Kenapa Chloroquine Diyakini Dapat Jadi Obat Corona?
JAKARTA - Chloroquine awalnya adalah obat yang digunakan untuk mengatasi penyakit malaria. Namun, belakangan juga digunakan untuk obat virus corona. Sehingga banyak yang mempertanyakan, kenapa chloroquine dipilih jadi obat corona?
Dikutip dari penjelasan Fakultas Farmasi Universitas Gadjah Mada (UGM) Jogjakarta, Chloroquine sebagai antiplasmodium. Obat ini merupakan obat yang mengandung gugus kuinolin yang bekerja dengan menghambat aktivitas enzim heme polymerase yang mengubah heme menjadi hemozoin, akibatnya terjadi akumulasi heme bebas.
Akumulasi heme ini menyebabkan kematian pada parasit Plasmodium penyebab penyakit malaria (Slater dan Cerami, 1992). Namun dengan makin berkurangnya penyakit malaria dan munculnya resistensi plasmodium terhadap Chloroquine, Chloroquine tidak terlalu banyak lagi digunakan sebagai obat antimalaria.

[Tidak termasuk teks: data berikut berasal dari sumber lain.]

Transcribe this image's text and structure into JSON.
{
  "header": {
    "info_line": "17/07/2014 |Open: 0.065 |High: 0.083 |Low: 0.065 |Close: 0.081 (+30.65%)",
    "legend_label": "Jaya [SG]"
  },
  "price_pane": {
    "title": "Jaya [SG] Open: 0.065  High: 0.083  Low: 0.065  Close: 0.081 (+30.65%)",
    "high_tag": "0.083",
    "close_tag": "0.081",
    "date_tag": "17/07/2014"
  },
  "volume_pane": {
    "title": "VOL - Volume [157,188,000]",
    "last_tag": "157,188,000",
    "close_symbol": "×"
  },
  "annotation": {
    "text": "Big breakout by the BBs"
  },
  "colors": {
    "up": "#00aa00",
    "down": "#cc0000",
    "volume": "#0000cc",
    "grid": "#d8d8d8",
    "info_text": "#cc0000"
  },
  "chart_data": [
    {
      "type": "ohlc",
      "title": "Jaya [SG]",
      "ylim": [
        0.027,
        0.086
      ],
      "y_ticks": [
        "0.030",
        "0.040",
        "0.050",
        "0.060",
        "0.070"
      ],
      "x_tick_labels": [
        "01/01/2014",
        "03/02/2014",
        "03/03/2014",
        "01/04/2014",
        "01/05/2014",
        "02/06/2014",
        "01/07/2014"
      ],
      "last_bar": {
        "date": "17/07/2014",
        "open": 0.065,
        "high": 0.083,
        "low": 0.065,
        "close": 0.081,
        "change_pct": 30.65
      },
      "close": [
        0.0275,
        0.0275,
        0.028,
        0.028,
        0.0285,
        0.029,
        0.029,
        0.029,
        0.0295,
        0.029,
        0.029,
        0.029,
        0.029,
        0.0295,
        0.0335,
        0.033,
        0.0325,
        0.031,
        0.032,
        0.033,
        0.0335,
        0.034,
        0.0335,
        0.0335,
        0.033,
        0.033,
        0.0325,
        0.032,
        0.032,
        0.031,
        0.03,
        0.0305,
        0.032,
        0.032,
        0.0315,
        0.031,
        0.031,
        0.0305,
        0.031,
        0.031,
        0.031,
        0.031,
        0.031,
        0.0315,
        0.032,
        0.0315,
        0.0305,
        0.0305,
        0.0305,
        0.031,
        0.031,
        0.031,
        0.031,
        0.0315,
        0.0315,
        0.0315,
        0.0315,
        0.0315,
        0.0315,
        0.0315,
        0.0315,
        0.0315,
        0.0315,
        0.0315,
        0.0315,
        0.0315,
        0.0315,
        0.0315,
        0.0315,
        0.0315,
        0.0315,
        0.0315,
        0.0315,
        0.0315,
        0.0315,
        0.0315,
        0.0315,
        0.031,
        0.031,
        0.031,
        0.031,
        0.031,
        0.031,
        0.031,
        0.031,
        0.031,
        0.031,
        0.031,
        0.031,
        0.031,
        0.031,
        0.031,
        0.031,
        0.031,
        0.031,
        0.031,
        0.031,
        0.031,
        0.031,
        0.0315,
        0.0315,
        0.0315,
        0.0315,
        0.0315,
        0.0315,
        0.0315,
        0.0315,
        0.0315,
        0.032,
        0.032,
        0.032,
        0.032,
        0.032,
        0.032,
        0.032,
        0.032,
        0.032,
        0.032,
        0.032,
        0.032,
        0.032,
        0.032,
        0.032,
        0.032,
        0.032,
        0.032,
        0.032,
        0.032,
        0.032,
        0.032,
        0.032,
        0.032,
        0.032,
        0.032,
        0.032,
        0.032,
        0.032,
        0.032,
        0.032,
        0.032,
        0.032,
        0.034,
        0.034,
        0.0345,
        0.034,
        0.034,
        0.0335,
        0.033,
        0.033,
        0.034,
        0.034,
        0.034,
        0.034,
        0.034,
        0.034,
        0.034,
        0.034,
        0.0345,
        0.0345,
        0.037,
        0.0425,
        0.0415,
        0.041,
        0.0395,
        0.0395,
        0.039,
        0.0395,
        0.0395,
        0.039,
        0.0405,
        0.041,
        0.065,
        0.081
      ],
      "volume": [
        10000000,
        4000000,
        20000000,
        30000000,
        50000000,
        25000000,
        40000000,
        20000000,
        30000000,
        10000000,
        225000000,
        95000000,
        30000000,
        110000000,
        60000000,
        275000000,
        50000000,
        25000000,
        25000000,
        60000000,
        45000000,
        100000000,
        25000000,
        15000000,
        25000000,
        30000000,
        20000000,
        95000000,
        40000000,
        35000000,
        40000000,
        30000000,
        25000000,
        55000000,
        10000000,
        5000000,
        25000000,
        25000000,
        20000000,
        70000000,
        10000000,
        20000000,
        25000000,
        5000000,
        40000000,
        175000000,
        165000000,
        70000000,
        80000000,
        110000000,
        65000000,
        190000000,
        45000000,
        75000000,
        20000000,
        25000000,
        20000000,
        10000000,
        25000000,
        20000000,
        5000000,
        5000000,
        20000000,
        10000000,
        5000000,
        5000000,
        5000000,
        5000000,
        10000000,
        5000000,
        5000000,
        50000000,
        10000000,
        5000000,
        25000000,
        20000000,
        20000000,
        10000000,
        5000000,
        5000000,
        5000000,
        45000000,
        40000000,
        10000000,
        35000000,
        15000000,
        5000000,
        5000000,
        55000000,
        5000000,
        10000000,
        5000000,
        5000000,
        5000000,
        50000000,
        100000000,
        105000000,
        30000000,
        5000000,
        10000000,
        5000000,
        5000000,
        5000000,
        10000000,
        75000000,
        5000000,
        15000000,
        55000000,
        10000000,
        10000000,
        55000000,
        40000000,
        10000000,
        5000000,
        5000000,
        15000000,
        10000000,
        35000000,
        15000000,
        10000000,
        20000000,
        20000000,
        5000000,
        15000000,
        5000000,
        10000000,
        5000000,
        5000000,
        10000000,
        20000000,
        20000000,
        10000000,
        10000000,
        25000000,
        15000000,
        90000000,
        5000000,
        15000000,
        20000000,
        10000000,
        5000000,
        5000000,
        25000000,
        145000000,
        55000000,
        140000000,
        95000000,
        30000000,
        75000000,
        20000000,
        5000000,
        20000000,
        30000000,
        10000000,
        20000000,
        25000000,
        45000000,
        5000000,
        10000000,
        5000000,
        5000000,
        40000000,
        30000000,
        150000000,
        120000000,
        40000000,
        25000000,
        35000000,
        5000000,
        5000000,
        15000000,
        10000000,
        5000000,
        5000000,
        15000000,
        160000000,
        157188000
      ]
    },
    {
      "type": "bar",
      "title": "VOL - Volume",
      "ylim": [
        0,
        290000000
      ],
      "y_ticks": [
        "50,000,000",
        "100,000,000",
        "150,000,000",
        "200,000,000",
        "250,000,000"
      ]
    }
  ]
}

Selain sebagai antimalaria, Chloroquine juga banyak digunakan dalam terapi penyakit autoimun, seperti Lupus, Rheumatoid artritis, dll. Sebagai obat pada penyakit autoimun, Chloroquine yang bersifat basa bekerja dengan cara menembus ke dalam sel dan terkonsentrasi di dalam rongga sitoplasma yang bersifat asam.
Hal ini menyebabkan kenaikan pH di dalam vesikel pada sel makrofag atau sel penyaji antigen (antigen presenting cells) lainnya yang mempengaruhi respon imun terhadap antigen, sehingga berperan sebagai imunosupresan (Fox, 1996).
Chloroquine juga diketahui dapat menekan sintesis TNF-alfa dan IL-6 pada sel monosit (Jang et al, 2006), sehingga banyak digunakan sebagai obat untuk rematoid artritis.
Ternyata Chloroquine (dan hidroksiChloroquine) juga dapat digunakan juga untuk terapi antiviral. Vincent dkk (2005) melaporkan bahwa Chloroquine memiliki efek antiviral yang kuat terhadap virus SARS-CoV pada sel primata.
Efek penghambatan ini teramati ketika sel diperlakukan dengan Chloroquine baik sebelum maupun sesudah paparan virus, yang menunjukkan bahwa Chloroquine memiliki efek pencegahan maupun efek terapi.
Selain yang sudah diketahui bahwa Chloroquine meningkatkan pH endosomal yang menghambat replikasi virus (Al Bari, 2017), obat ini nampaknya berinteraksi dengan reseptor angiotensin-converting enzyme 2 (ACE2) selular.
Hal ini menyebabkan penghambatan terhadap ikatan virus dengan reseptor, sehingga dapat mencegah infeksi maupun penyebaran virus SARS-CoV pada konsentrasi yang dapat menyebabkan gejala klinis.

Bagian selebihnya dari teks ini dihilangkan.